The protracted crisis that has gripped Somalia since the collapse of the Siad Barre regime in 1991 has to date produced a total of some Somali 542,000 refugees in the four main asylum countries in the region - Djibouti, Ethiopia, Kenya and Yemen - and some 1,550,000 internally displaced persons (IDPs). With the escalation of fighting since May 2009 between the Transitional Federal Government (TFG) and insurgent forces, both forms of displacement have soared dramatically.

In Kenya, which has borne the brunt of the external displacement, UNHCR has registered an average of 7,000 newly arriving Somalis each month, mostly in the border camps of Dadaab, for a cumulative total of some 310,000 by the end of 2009. In Ethiopia, the total Somali refugee population stood at 59,000; in Djibouti at 11,200 and, across the Gulf of Aden in Yemen, at more than 161,000.

In all four countries, UNHCR and its partners were already struggling to respond fully and effectively to the protection and assistance needs of these refugees. The camps, particularly in Dadaab, have become heavily congested and, for the most part, international standards for water, shelter, health care and sanitation were barely being met.

When, early in 2010, the fighting intensified yet further and the World Food Programme (WFP) was forced to suspend a major part of its emergency food distribution in south and central Somalia, UNHCR decided to review its emergency response preparedness for the Somali humanitarian situation as a whole, that is, in Somalia itself and the four main countries of asylum, all party to the 1951 Refugee Convention.

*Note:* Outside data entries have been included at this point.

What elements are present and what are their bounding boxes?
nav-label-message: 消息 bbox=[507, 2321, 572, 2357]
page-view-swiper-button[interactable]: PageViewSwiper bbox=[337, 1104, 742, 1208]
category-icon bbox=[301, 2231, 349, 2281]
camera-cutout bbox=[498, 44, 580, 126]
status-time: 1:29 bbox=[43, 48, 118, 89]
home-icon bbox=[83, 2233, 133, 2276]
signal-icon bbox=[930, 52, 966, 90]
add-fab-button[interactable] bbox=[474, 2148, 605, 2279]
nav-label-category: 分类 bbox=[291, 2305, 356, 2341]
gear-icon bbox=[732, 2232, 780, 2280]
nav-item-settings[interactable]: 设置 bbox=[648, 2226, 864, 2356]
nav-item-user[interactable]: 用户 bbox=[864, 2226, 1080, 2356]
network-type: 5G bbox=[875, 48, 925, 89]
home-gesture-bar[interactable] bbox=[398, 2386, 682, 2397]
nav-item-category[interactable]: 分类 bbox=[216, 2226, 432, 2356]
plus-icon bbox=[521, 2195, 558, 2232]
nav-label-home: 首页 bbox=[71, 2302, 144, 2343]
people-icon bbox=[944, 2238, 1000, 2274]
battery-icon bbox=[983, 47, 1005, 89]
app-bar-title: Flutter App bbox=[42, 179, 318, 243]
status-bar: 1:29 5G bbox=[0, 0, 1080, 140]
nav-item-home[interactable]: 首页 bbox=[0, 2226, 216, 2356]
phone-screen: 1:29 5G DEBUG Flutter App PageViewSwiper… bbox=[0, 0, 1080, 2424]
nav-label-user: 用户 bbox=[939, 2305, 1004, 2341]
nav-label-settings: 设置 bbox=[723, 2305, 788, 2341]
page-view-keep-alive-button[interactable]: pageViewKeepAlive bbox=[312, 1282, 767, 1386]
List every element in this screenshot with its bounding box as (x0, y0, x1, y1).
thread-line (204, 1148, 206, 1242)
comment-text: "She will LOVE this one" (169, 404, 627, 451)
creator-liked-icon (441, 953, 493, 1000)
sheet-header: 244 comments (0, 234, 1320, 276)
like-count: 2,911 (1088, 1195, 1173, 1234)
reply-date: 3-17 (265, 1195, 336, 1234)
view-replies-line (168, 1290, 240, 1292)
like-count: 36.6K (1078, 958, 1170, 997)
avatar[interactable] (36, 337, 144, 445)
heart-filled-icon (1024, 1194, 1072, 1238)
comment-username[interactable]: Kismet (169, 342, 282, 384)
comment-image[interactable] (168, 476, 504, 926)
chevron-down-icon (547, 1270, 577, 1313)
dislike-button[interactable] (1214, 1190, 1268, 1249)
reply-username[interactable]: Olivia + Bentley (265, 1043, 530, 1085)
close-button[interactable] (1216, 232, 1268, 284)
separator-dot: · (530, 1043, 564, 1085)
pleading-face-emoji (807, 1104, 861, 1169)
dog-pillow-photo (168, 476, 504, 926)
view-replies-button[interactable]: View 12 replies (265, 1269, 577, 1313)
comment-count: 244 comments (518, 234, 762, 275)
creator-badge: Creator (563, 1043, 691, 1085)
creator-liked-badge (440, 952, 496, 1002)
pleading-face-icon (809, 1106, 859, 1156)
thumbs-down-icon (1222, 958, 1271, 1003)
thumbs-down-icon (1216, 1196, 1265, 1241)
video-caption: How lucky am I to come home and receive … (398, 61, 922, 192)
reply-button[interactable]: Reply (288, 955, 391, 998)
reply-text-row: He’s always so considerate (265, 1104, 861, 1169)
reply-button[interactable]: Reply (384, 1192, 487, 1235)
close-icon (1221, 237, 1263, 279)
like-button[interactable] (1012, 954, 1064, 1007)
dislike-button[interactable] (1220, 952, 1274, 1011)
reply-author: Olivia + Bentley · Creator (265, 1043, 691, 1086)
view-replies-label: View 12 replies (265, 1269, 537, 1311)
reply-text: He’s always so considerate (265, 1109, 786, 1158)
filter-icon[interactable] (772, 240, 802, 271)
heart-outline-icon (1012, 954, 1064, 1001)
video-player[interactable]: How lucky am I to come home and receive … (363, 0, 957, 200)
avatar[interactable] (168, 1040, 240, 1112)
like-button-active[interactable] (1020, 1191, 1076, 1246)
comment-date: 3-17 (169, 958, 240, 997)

The Office reviewed the way in which displacement in or from Somalia could evolve throughout 2010, and established planning figures accordingly for a humanitarian response. Furthermore, in close cooperation with WFP and other partners, UNHCR developed a contingency plan to respond to the prospect of a new displacement emergency. Two key scenarios formed the basis of the plan, the "Most Likely Scenario" and the "Worst Case Scenario".

The Most Likely Scenario foresaw that a situation of protracted fighting would continue throughout 2010 in southcentral Somalia between the TFG and its insurgent opponents with no clear outcome, leading to steady displacement of civilian populations away from combat zones. It was projected that, in this scenario, a total of 315,000 Somalis would be newly displaced by the end of the year, 120,000 of them internally and some 195,000 externally into Kenya (100,000), Ethiopia (50,000), Yemen (40,000) and Djibouti (5,000). In the Worst Case Scenario, there would be an acute escalation in the fighting between the TFG and its opponents, possibly involving foreign intervention and triggering sudden and large population movements both inside Somalia and across its borders over a period of 3 to 4 weeks. It was estimated that, in this short period of time, some 500,000 Somalis would be displaced from their homes, 160,000 of them internally and 340,000 externally, 200,000 to Kenya, 100,000 to Ethiopia, 30,000 to Djibouti and 10,000 across the Gulf of Aden into Yemen.